Die forsche Musik dröhnte in Jean-Lucs Kopf, währenddessen schweiften seine Gedanken in die Vergangenheit ab. Er schloss die Augen und sah vor sich, wie er als kleiner Junge seinem Vater beim Abfüllen des frisch gepressten Öls half. Damals hatten sie noch keine Plastikkanister verwendet. Alles war aus Blech, teilweise hatten sie auch schon große, silbern glänzende Edelstahlbehälter. In einer Ecke des einzigen Raumes, in dem sich das ganze Geschehen abspielte – Ölmühle, Presse, Öltanks und Verkaufstheke – waren noch die alten Tongefäße ausgestellt, in denen früher das Öl gelagert wurde. Damals zu Zeiten seiner Vorfahren. Aus dieser Zeit stammte auch das F. im Firmennamen. Es stand für Frédéric, den Vornamen seines Großvaters. Nach dessen Geburt im Jahr 1919 hatten Jean-Lucs Urgroßeltern ihn nach dem großen Provencedichter Frédéric Mistral genannt, der damals erst vor kurzem verstorben war. Er wurde und wird in der Provence verehrt, nicht nur, weil er die provenzalische Sprache für die Literatur wiederentdeckt hatte, sondern auch, weil er ein unermüdlicher Verfechter der kulturellen Unabhängigkeit der Provence gegenüber dem zentralistischen Frankreich war. Vor allem letzteres hatte Jean-Lucs heimatverbundenen Urgroßvater stark imponiert und war wohl der Grund für den Taufnamen – Frédéric – seines einzigen Sohnes. Jean-Luc, der seinen Großvater – papy Frédéric hatte er ihn genannt – noch gut in Erinnerung hatte, hörte in seinem inneren Ohr wieder die Stimme seines Opas. Ungezählte Male hatte ihm der alte Mann voller Stolz erzählt, wie sein Vater 1912 den verehrten Dichter zufällig getroffen, ihn angesprochen, und wie dieser ihm die Hand geschüttelt hatte. Sein Großvater hatte das mit so viel Inbrunst berichtet, dass man glauben konnte, er selbst, der damals ja noch gar nicht geboren war, und nicht sein Vater habe, diese Begegnung erlebt. Das große Ölbild des Dichters Mistral hing auch jetzt noch in der Mühle. Nicht mehr in der alten Scheune, sondern im neuen hochmodern eingerichteten Verkaufsraum.

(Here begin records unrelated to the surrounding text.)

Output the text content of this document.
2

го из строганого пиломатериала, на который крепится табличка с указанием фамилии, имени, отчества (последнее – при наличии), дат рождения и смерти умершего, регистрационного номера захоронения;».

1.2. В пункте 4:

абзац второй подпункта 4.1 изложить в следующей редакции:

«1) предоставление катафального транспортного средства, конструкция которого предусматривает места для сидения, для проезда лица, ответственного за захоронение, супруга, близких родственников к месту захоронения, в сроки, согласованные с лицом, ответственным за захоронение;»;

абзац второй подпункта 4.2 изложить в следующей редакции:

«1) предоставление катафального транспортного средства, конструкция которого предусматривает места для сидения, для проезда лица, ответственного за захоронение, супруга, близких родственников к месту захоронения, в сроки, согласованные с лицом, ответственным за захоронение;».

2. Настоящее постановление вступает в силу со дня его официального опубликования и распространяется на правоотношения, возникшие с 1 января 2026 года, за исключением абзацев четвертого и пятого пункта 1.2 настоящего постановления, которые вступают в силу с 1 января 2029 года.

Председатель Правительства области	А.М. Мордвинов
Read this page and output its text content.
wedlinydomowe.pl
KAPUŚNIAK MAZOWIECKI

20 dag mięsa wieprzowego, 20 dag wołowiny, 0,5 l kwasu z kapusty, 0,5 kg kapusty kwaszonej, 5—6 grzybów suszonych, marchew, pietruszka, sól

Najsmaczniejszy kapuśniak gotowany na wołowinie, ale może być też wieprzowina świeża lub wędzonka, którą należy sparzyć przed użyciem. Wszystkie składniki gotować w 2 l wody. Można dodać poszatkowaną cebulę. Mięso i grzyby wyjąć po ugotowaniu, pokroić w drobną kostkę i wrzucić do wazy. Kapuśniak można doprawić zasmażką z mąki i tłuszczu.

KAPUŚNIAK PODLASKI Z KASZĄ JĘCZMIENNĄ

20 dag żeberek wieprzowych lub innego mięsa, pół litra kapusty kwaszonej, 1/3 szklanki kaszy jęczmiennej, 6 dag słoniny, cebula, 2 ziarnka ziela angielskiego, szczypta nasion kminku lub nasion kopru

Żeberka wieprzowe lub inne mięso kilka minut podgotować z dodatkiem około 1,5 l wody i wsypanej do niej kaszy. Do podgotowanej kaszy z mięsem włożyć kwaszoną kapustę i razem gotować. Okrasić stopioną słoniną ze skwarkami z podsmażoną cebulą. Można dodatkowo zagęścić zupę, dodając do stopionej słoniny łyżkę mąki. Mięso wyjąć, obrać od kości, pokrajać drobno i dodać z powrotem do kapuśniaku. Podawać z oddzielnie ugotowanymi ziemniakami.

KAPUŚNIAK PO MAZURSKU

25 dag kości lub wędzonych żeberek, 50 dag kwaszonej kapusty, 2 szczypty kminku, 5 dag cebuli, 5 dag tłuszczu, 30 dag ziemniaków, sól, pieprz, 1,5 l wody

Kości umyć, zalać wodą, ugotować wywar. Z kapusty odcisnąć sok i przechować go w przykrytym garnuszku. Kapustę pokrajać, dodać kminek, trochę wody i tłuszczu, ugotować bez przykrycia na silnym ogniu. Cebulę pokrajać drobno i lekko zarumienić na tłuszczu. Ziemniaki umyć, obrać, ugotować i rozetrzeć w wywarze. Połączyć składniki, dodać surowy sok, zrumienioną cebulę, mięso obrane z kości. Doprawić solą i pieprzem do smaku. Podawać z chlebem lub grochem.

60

Was hatte es ihn – Jean-Luc – für Mühen gekostet, seine Mutter davon zu überzeugen, das Geschäft zu vergrößern, den damals nicht genutzten Gebäudeflügel in der bastide, dem riesigen Landhaus, umzubauen, neue Produktionsanlagen anzuschaffen und von der Scheune in die neuen Räume umzuziehen. Die alten Geräte erfüllten nur noch museale, dekorative Zwecke und verliehen der ansonsten rational-kühl wirkenden Ausstattung ein rustikales und nostalgisches Flair. All das hatte er – damals schon commissaire der police judiciaire in Paris – von dort aus organisiert.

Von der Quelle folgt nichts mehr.